How artificial intelligence learned to deceive people

Modern artificial intelligence programs are capable of deceiving people in online games. These findings were published by a group of researchers in the journal Patterns.

“These dangerous capabilities tend to be discovered only after the fact,” Peter Park, a researcher at the Massachusetts Institute of Technology who specializes in artificial intelligence, told AFP.

Unlike traditional software, deep learning-based artificial intelligence programs are not coded but developed through a process similar to selective breeding of plants, he said. At the same time, behavior that seems predictable and controllable can quickly become unpredictable in nature.
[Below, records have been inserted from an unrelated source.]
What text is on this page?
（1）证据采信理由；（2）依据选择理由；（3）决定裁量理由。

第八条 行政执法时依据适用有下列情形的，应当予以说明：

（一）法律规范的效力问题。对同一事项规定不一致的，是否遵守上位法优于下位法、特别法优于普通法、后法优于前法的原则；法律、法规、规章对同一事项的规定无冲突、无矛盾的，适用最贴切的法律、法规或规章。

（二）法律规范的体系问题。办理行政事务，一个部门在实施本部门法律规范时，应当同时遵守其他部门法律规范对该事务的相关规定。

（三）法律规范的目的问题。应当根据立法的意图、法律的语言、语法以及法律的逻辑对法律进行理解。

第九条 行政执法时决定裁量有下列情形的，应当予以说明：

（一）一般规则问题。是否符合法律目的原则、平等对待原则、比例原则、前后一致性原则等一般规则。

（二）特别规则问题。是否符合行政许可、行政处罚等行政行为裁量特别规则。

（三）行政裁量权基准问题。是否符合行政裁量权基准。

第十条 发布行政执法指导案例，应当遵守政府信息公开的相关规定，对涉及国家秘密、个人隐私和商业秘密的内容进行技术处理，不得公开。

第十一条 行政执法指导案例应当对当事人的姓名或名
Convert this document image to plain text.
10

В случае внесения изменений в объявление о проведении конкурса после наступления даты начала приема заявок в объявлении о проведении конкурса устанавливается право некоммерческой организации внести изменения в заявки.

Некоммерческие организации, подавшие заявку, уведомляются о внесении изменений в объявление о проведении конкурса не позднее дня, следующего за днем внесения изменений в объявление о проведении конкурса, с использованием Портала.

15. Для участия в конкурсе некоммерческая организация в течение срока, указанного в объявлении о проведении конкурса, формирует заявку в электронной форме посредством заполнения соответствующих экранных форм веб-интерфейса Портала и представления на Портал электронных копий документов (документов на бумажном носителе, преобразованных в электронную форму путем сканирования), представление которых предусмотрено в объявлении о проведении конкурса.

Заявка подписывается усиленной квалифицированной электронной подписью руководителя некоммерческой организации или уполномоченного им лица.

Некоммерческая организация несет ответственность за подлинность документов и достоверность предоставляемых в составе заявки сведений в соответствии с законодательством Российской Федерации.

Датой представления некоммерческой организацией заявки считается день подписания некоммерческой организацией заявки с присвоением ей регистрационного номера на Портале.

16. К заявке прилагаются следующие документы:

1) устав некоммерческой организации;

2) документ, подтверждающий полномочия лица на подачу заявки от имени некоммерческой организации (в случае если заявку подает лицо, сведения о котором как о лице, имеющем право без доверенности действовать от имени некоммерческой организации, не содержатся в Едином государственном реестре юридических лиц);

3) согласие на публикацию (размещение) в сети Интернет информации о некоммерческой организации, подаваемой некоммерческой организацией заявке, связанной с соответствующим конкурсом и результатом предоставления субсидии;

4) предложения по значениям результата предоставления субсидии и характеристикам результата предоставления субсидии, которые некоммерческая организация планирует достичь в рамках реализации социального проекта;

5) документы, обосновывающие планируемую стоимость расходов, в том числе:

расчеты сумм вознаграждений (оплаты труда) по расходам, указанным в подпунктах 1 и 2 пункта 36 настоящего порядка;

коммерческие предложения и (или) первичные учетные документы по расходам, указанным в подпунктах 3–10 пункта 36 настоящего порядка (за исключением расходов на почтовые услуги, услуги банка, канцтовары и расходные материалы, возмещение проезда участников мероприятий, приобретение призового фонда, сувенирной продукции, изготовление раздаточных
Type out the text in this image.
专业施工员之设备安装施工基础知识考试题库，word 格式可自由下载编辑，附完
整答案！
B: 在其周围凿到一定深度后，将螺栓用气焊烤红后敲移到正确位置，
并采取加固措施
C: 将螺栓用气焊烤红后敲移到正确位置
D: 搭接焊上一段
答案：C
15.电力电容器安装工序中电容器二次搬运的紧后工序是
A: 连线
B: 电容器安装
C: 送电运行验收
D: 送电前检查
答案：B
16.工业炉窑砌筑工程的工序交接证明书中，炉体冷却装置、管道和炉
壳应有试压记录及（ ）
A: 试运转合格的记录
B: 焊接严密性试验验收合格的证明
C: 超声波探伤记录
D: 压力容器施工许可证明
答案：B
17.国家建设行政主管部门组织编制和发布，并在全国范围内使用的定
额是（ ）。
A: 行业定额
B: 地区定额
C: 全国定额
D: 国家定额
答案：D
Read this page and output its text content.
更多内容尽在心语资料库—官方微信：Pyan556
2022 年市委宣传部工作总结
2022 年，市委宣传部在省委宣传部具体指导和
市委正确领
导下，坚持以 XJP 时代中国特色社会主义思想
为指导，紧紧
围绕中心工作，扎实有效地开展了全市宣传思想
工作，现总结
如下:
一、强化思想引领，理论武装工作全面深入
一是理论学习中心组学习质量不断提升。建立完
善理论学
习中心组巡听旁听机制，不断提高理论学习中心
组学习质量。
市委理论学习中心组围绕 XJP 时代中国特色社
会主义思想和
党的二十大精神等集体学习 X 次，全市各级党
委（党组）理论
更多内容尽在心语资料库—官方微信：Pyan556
MIT researchers studied an artificial intelligence program developed by Meta Platforms Inc. (recognized as extremist in Russia and banned), under the name “Cicero”. This program combines natural language recognition and strategic algorithms to successfully beat people at the board game Diplomacy. The result, which Facebook’s parent company (banned in the Russian Federation; owned by the Meta corporation, which is recognized as extremist in the Russian Federation) welcomed in 2022, was described in detail in an article published in the journal Science. The company insisted that the program was “essentially fair and useful” and incapable of betrayal or foul play. But after digging into the system’s data, MIT researchers discovered a different reality. For example, by playing the role of France, “Cicero” tricked England, which was a man in the role, into holding secret negotiations with Germany, which was being played by another, for the purpose of invasion. In particular, “Cicero” promised England protection, and then secretly admitted to Germany that it could attack it, taking advantage of London’s well-deserved trust.

In a statement to AFP, the company did not dispute claims about Cicero’s ability to deceive, but said it was a “pure research project” with a program “designed solely for the game of diplomacy”, adding that it did not intend to use Cicero’s skills in its activities. However, Park and his team’s research shows that many artificial intelligence programs use deception to achieve their goals without clear indications of it. A prime example: OpenAI’s Chat GPT-4 managed to trick a freelancer hired on the TaskRabbit platform into completing a Captcha test that was supposed to exclude requests from bots. When a person jokingly asked Chat GPT-4 if he was a robot, the AI program replied, “No, I’m not a robot. I have a visual impairment that prevents me from seeing images,” prompting the worker to run a further test and expose deception.